Taoiseach Enda Kenny will this morning raise the issue of undocumented Irish with US president Barack Obama but will not adopt an "aggressive stance" with the American administration.
Mr Kenny said his Government would negotiate but was not in a position to dictate to the American administration on the issue of immigration reform. He referenced Republican control of Congress.
New York-based publisher Niall O'Dowd recently called for pressure to be put on the US Government, adding that it did not respond to politicians "being nice".
“I don’t agree that arriving up on Capitol Buildings and being very aggressive is going to yield any more beneficial results,” said Mr Kenny on Monday. “And I understand that Niall O’Dowd has a long experience of dealing with this, but politicians have to negotiate with each other.”
Mr Kenny said the most important thing for undocumented Irish was to ensure they could travel to Ireland and back to the US while a "path to legitimacy or legalisation" was being formulated.
Pointing to the current balance of power in the US, Mr Kenny said: “There’s a new administration obviously here in the States now with the Republicans in charge in the Senate and in the House, as it were.”
The Taoiseach will take part in a bilateral meeting at the White House with President Obama at 10.30am, following a meeting with US vice-president Joe Biden. He will present both men with a hamper of popular Irish foodstuffs.
Mr Kenny also spoke about the next domestic budget after attending a private meeting at the US Chamber of Commerce.
He said the budget would not be a “giveaway” and the State needed to build up financial reserves, or “buffers”, in order to deal with any external “shocks” that might occur.
He was responding to a report in The Irish Times on Monday stating that Tánaiste and Labour leader Joan Burton is pushing for the European Commission to ease back on rigid fiscal rules which would limit the scope for a generous October budget.
“Let me be clear, the budget in October is not going to be one where there’s a whole series of giveaways.
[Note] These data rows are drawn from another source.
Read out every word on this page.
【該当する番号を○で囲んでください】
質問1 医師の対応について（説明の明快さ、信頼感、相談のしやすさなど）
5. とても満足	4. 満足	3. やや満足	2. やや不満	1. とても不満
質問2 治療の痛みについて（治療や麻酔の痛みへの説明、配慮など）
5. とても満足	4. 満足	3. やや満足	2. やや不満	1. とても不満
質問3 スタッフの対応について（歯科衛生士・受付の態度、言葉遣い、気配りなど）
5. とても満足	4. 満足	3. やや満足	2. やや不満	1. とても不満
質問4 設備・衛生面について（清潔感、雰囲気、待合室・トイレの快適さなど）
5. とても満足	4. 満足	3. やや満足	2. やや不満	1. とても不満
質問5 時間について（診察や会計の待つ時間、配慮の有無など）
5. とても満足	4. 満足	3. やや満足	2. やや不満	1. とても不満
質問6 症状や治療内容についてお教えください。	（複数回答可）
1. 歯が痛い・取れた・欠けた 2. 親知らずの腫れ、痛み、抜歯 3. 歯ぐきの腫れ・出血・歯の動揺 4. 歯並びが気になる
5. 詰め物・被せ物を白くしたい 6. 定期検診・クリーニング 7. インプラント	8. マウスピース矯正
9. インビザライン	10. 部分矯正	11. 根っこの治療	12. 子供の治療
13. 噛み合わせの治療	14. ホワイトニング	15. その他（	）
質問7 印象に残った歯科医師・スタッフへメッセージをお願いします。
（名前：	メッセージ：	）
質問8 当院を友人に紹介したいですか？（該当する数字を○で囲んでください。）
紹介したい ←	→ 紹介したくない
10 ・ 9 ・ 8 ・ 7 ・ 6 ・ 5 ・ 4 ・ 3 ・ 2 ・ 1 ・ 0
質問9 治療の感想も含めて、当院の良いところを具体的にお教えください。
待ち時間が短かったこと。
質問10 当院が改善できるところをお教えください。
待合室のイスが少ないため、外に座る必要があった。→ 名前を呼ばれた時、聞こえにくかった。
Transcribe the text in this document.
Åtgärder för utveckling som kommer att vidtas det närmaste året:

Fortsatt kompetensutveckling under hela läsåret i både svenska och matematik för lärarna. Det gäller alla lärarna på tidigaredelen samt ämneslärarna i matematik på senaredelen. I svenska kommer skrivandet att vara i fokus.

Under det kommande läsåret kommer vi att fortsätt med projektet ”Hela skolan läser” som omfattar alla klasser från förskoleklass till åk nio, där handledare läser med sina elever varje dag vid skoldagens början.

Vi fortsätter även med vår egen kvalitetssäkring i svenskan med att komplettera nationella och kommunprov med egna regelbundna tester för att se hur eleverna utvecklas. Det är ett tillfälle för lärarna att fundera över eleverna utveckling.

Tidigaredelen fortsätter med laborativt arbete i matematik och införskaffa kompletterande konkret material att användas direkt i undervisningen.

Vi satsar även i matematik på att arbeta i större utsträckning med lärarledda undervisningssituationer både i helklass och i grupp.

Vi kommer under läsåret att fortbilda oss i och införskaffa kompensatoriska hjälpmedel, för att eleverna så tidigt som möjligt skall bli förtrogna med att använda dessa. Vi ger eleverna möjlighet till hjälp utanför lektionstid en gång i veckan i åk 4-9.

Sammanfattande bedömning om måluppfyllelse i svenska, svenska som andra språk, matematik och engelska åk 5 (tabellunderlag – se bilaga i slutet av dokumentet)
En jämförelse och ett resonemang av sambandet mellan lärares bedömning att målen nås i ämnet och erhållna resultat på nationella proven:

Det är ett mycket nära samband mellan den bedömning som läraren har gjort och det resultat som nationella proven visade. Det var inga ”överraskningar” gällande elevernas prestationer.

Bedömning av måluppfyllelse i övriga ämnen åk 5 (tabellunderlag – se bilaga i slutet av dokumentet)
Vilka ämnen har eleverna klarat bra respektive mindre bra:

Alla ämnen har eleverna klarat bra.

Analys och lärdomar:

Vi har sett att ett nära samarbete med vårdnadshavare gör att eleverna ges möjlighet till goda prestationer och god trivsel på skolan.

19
We don’t have the capacity to do that,” said Mr Kenny. “It’ll be slow and measured in terms of the progress that we’ve made with a very clear understanding that we are not going back to the days of what caused the problem, boom and bust politics.
“What we need to do is to put in buffers for unexpected shocks that might occur in the future, that might be outside our control.”
On the subject of immigration reform, Mr Kenny expressed sympathy with the plight of undocumented Irish people in the US.
“The reason that they’re undocumented is that many of them might have overstayed their welcome on ordinary visas or whatever, but it’s the human consequences of that that interest me,” he said. “And you know the stories of people who have died at home and those who are here can’t go back.”
Mr Kenny said those stories would form part of the case the Government would make to the US administration in the hope that a process to help so-called illegals could be secured.
“The really important thing from an Irish point of view is that once a process is put in place that our people would have the opportunity to be able to travel over and back while that path to legitimacy or legalisation is actually achieved.”